Last week I wrote a long essay in The Atlantic that represented my best effort to explain “gun culture” to those who may be more hostile to gun rights than, say, the typical reader of National Review. I began by describing threats to my family and how a person’s decision to carry a weapon is often directly tied to personal experience of real danger. Today, my friend Bethany Mandel published a similar essay in the New York Times, describing how her mother once chased off an intruder with a gun and how she herself decided to buy a gun when her family was threatened during the 2016 presidential campaign.
The goals of both essays are simple: to destroy stereotypes and to explain that the individual decision to purchase and carry a gun isn’t rooted in some sort of strange gun fetish or Wild West swagger but rather in the fundamental desire (and right) to protect your loved ones from harm. If arguments for gun control don’t grapple with this reality, then they’re destined to fail.
Yet the responses to both essays have helped demonstrate why the Left keeps losing on guns. It simply can’t persuade a rational, reasonable adult who’s experienced a threat that they’re safer without effective means of self-defense.
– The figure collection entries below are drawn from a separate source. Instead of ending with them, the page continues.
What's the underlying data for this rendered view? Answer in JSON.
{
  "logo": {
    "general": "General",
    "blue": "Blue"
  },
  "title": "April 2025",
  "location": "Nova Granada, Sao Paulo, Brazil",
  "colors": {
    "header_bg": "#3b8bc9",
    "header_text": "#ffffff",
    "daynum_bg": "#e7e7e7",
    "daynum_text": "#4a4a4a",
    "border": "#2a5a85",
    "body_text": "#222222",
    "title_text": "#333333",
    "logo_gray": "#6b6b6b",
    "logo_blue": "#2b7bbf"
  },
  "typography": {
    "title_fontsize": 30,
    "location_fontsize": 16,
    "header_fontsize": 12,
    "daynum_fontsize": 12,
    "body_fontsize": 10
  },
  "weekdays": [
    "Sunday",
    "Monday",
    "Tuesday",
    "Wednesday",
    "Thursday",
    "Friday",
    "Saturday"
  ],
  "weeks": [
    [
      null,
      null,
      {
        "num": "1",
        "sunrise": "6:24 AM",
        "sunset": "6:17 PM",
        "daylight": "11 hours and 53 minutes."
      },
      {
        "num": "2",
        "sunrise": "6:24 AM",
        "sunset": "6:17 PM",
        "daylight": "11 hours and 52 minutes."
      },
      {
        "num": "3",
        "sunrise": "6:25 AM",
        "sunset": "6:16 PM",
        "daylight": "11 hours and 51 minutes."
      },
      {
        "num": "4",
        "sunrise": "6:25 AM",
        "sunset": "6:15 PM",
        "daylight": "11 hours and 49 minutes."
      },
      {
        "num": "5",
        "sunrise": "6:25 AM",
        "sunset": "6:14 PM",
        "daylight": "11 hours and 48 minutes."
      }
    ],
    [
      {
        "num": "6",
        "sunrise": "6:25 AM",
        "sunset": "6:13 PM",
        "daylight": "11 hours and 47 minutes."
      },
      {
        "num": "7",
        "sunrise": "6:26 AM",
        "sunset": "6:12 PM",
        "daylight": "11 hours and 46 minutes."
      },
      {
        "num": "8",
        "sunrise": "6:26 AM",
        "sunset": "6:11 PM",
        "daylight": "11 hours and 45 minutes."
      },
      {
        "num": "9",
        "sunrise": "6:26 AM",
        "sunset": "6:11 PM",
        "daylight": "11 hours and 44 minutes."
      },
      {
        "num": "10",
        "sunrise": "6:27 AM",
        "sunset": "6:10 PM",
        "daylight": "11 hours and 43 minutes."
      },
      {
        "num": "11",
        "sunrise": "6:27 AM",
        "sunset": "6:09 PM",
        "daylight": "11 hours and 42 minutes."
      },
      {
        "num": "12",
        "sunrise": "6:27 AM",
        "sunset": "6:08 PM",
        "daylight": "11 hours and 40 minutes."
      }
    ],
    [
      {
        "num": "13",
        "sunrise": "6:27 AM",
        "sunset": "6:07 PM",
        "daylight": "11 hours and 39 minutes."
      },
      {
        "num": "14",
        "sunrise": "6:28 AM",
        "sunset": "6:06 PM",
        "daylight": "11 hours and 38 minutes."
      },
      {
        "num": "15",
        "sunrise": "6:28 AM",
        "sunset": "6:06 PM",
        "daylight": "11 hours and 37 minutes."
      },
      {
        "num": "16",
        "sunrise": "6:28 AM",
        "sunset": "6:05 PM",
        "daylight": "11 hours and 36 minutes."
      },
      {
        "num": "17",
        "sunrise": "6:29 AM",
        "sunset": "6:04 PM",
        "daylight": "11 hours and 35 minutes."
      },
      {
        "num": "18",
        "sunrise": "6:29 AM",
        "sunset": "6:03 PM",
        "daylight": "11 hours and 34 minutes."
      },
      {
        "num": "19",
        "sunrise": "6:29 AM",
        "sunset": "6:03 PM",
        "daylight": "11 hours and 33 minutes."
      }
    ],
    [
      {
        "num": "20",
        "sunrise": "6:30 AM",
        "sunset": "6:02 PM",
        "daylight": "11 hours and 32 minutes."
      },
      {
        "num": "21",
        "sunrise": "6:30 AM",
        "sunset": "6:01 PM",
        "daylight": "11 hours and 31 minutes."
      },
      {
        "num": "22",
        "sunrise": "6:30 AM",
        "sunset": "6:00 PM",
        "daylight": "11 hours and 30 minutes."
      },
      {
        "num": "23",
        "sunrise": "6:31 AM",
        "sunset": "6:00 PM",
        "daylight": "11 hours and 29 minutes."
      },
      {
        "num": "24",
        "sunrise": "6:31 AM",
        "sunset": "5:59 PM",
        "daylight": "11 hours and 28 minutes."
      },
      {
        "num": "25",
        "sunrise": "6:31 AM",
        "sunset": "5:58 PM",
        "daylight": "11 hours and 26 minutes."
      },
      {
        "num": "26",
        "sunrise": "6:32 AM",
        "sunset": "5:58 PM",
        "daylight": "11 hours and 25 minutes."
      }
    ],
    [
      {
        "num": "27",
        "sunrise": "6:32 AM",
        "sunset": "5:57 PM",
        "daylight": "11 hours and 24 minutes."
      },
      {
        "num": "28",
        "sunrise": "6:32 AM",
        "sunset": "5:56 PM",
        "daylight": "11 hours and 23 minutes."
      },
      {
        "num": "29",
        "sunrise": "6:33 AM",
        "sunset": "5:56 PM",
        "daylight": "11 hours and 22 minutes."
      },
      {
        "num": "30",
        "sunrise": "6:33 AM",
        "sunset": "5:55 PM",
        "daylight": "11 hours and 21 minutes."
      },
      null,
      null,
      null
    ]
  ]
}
Indeed, the effort to make this case is so often rooted in condescension or ignorance that it’s deeply alienating.
First, there’s an odd argument that it’s somehow illegitimate to make a decision based on “fear.” Or — as one correspondent put it — “fear and paranoia.” This makes no sense. Americans make safety-based decisions all the time. Is it wrong to buckle a seatbelt because that’s a “fear-based” decision? Should you ride a motorcycle without a helmet just to show the world you’re not scared? Reasonable people take precautions in the face of real threats.
Next, you immediately hear that you’re foolish. That “you’re more likely to hurt yourself than defend yourself.” In other words, the gun is more dangerous to you and your family than it is to any given criminal. But if you’re speaking to a responsible, non-suicidal adult, then this argument is flat-out wrong. In fact, even when you include suicides in the analysis — and compare them to the best estimates of annual defensive gun use — you’ll find that law-abiding Americans use guns to defend themselves far more than they do to hurt themselves.
Moreover, another person’s irresponsibility is irrelevant to the existence of my fundamental liberties. I don’t surrender my free-speech rights because another person uses theirs to troll Twitter. I don’t surrender my right to free exercise of religion because another person joins a cult. I don’t surrender my inherent and unalienable right to self-defense because a man across town decides to kill himself.
Finally, if there’s a concession that in your circumstance it’s reasonable to own a gun, then critics will immediately tell you exactly what kind of gun you “need” for self-defense.
“Well, you don’t need a large-capacity magazine.”
“You don’t need an assault rifle.”
“Shotguns are best. You don’t need anything other than a pump-action 12 gauge.”
But these arguments fall apart the instant one considers the real world. If the most reasonably foreseeable threat is from a person with a semi-automatic handgun and a large-capacity magazine, then how is it possible that you “need” less? When the gun-control lobby tells gun-owners what they “need,” what they’re saying is that law-abiding citizens should be outgunned in their own homes.
John Locke described the right of self-defense as a ‘fundamental law of nature.’ It is an unalienable right every bit as essential to human liberty as the right to speak.
John Locke described the right of self-defense as a “fundamental law of nature.” It is an unalienable right every bit as essential to human liberty as the right to speak. Indeed, when a person experiences an actual threat, the need to exercise that right of self-defense becomes more immediately primal and deeply felt than any other constitutional right. You can’t speak when you’re dead. It’s hard to practice your religion when you’re in the ICU.
Faced with a generation of defeat in the gun debate, the Left is increasingly turning to one of its favorite weapons in the culture war, stigma. It’s mobilizing its tribe — including progressive corporations, Hollywood, and the mainstream media — to not just make policy arguments but also to shame and insult Americans who disagree. The goal is to make gun ownership culturally toxic.
But shame is weaker than love. Gun owners who’ve experienced a threat possess or carry a weapon because they love their families. Teachers who wish to carry a weapon at school do so because they love the kids under their care. These folks know that their responsible gun ownership makes their communities and families safer.
Why does the Left keep losing the gun debate? Because it’s hard to persuade any man or woman to surrender an unalienable right — especially when exercising that right helps preserve the most vital right of all, the right to live.